Poster Wed, Jul 8, 2026 • 2:30 PM – 4:15 PM KST Coex: HALL A

Bridging the Perceptual Gap: Residual-Enhanced Downscaling and Manifold-Aware Perception Alignment Adaptation for NR-IQA

Yu Li ⋅ Zhengran Shen ⋅ Yachun Mi ⋅ Puchao Zhou ⋅ Shaohui Liu

Abstract

Leveraging Large Vision-Language Models like CLIP has recently set new benchmarks for No-Reference Image Quality Assessment (NR-IQA). However, the contrastive pretraining of CLIP inherently prioritizes semantic invariance, which often suppresses subtle perceptual signals, a phenomenon we term perceptual submergence.

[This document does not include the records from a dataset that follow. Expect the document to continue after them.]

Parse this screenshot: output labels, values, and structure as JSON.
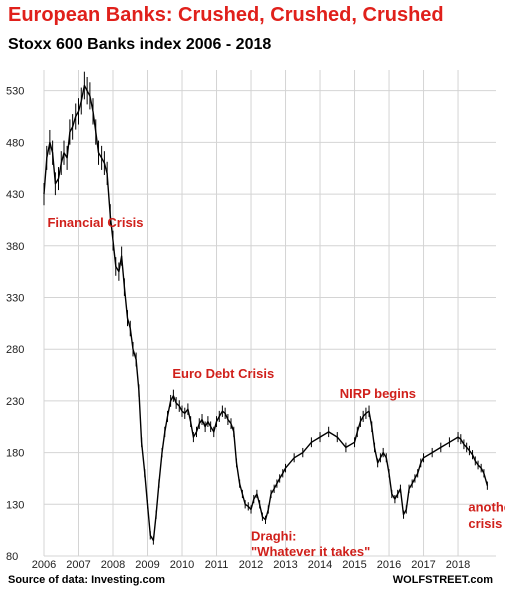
{
  "title": "European Banks: Crushed, Crushed, Crushed",
  "subtitle": "Stoxx 600 Banks index 2006 - 2018",
  "source": "Source of data: Investing.com",
  "brand": "WOLFSTREET.com",
  "colors": {
    "title": "#e0201b",
    "annotation": "#d0201b",
    "series": "#000000",
    "grid": "#d4d4d4"
  },
  "chart_data": {
    "type": "line",
    "title": "Stoxx 600 Banks index 2006 - 2018",
    "xlabel": "",
    "ylabel": "",
    "xlim": [
      2006.0,
      2019.1
    ],
    "ylim": [
      80,
      550
    ],
    "grid": true,
    "y_ticks": [
      80,
      130,
      180,
      230,
      280,
      330,
      380,
      430,
      480,
      530
    ],
    "x_ticks": [
      {
        "label": "2006",
        "x": 2006.0
      },
      {
        "label": "2007",
        "x": 2007.0
      },
      {
        "label": "2008",
        "x": 2008.0
      },
      {
        "label": "2009",
        "x": 2009.0
      },
      {
        "label": "2010",
        "x": 2010.0
      },
      {
        "label": "2011",
        "x": 2011.0
      },
      {
        "label": "2012",
        "x": 2012.0
      },
      {
        "label": "2013",
        "x": 2013.0
      },
      {
        "label": "2014",
        "x": 2014.0
      },
      {
        "label": "2015",
        "x": 2015.0
      },
      {
        "label": "2016",
        "x": 2016.0
      },
      {
        "label": "2017",
        "x": 2017.0
      },
      {
        "label": "2018",
        "x": 2018.0
      }
    ],
    "series": [
      {
        "name": "",
        "x": [
          2006.0,
          2006.08,
          2006.17,
          2006.25,
          2006.33,
          2006.42,
          2006.5,
          2006.58,
          2006.67,
          2006.75,
          2006.83,
          2006.92,
          2007.0,
          2007.08,
          2007.17,
          2007.25,
          2007.33,
          2007.42,
          2007.5,
          2007.58,
          2007.67,
          2007.75,
          2007.83,
          2007.92,
          2008.0,
          2008.08,
          2008.17,
          2008.25,
          2008.33,
          2008.42,
          2008.5,
          2008.58,
          2008.67,
          2008.75,
          2008.83,
          2008.92,
          2009.0,
          2009.08,
          2009.17,
          2009.25,
          2009.33,
          2009.42,
          2009.5,
          2009.58,
          2009.67,
          2009.75,
          2009.83,
          2009.92,
          2010.0,
          2010.08,
          2010.17,
          2010.25,
          2010.33,
          2010.42,
          2010.5,
          2010.58,
          2010.67,
          2010.75,
          2010.83,
          2010.92,
          2011.0,
          2011.08,
          2011.17,
          2011.25,
          2011.33,
          2011.42,
          2011.5,
          2011.58,
          2011.67,
          2011.75,
          2011.83,
          2011.92,
          2012.0,
          2012.08,
          2012.17,
          2012.25,
          2012.33,
          2012.42,
          2012.5,
          2012.58,
          2012.67,
          2012.75,
          2012.83,
          2012.92,
          2013.0,
          2013.25,
          2013.5,
          2013.75,
          2014.0,
          2014.25,
          2014.5,
          2014.75,
          2015.0,
          2015.08,
          2015.17,
          2015.25,
          2015.33,
          2015.42,
          2015.5,
          2015.58,
          2015.67,
          2015.75,
          2015.83,
          2015.92,
          2016.0,
          2016.08,
          2016.17,
          2016.25,
          2016.33,
          2016.42,
          2016.5,
          2016.58,
          2016.67,
          2016.75,
          2016.83,
          2016.92,
          2017.0,
          2017.25,
          2017.5,
          2017.75,
          2018.0,
          2018.08,
          2018.17,
          2018.25,
          2018.33,
          2018.42,
          2018.5,
          2018.58,
          2018.67,
          2018.75,
          2018.85
        ],
        "values": [
          430,
          465,
          480,
          470,
          440,
          445,
          460,
          470,
          465,
          490,
          495,
          505,
          510,
          520,
          535,
          530,
          525,
          510,
          490,
          470,
          465,
          460,
          450,
          410,
          385,
          360,
          355,
          370,
          340,
          310,
          300,
          280,
          270,
          240,
          190,
          160,
          130,
          100,
          95,
          120,
          150,
          180,
          200,
          215,
          230,
          235,
          228,
          225,
          220,
          218,
          222,
          210,
          195,
          200,
          208,
          212,
          205,
          210,
          205,
          200,
          210,
          215,
          220,
          218,
          212,
          208,
          200,
          170,
          150,
          140,
          130,
          128,
          125,
          135,
          140,
          130,
          118,
          115,
          125,
          140,
          145,
          150,
          155,
          160,
          165,
          175,
          180,
          190,
          195,
          200,
          195,
          185,
          190,
          200,
          210,
          215,
          218,
          220,
          205,
          185,
          170,
          175,
          180,
          175,
          160,
          140,
          135,
          140,
          145,
          120,
          125,
          145,
          150,
          155,
          160,
          170,
          175,
          180,
          185,
          190,
          195,
          193,
          188,
          185,
          182,
          178,
          172,
          168,
          165,
          160,
          148
        ]
      }
    ],
    "annotations": [
      {
        "text": "Financial Crisis",
        "x": 2006.1,
        "y": 398
      },
      {
        "text": "Euro Debt Crisis",
        "x": 2009.72,
        "y": 252
      },
      {
        "text": "NIRP begins",
        "x": 2014.57,
        "y": 233
      },
      {
        "text": "Draghi:",
        "x": 2012.0,
        "y": 95
      },
      {
        "text": "\"Whatever it takes\"",
        "x": 2012.0,
        "y": 80
      },
      {
        "text": "another",
        "x": 2018.3,
        "y": 123
      },
      {
        "text": "crisis",
        "x": 2018.3,
        "y": 107
      }
    ]
  }
}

Furthermore, standard preprocessing techniques (e.g., cropping and interpolation) further exacerbate the loss of critical high-frequency quality cues. In this paper, we propose the Cross-modal Perception Alignment Adapter (CMPA), a manifold-aware framework designed to disentangle perceptual distortions from dominant semantics. CMPA introduces a Perception-Sensitive Feature Extractor (PFE) that projects CLIP features into a compact, low-dimensional subspace, explicitly magnifying distortion-induced off-manifold deviations. Subsequently, a Cross-Modal Perception Alignment Injector (PAI) aligns these features with quality-aware text anchors and re-injects them into the backbone. To ensure input fidelity, we also devise a Residual-enhanced Perceptual Downscaling strategy that adaptively compensates for resolution-induced information loss using Just Noticeable Difference (JND) guided frequency re-injection. Extensive evaluations on several benchmark datasets demonstrate that our approach significantly outperforms state-of-the-art methods, effectively recovering the perceptual signals submerged in semantic-dense representations.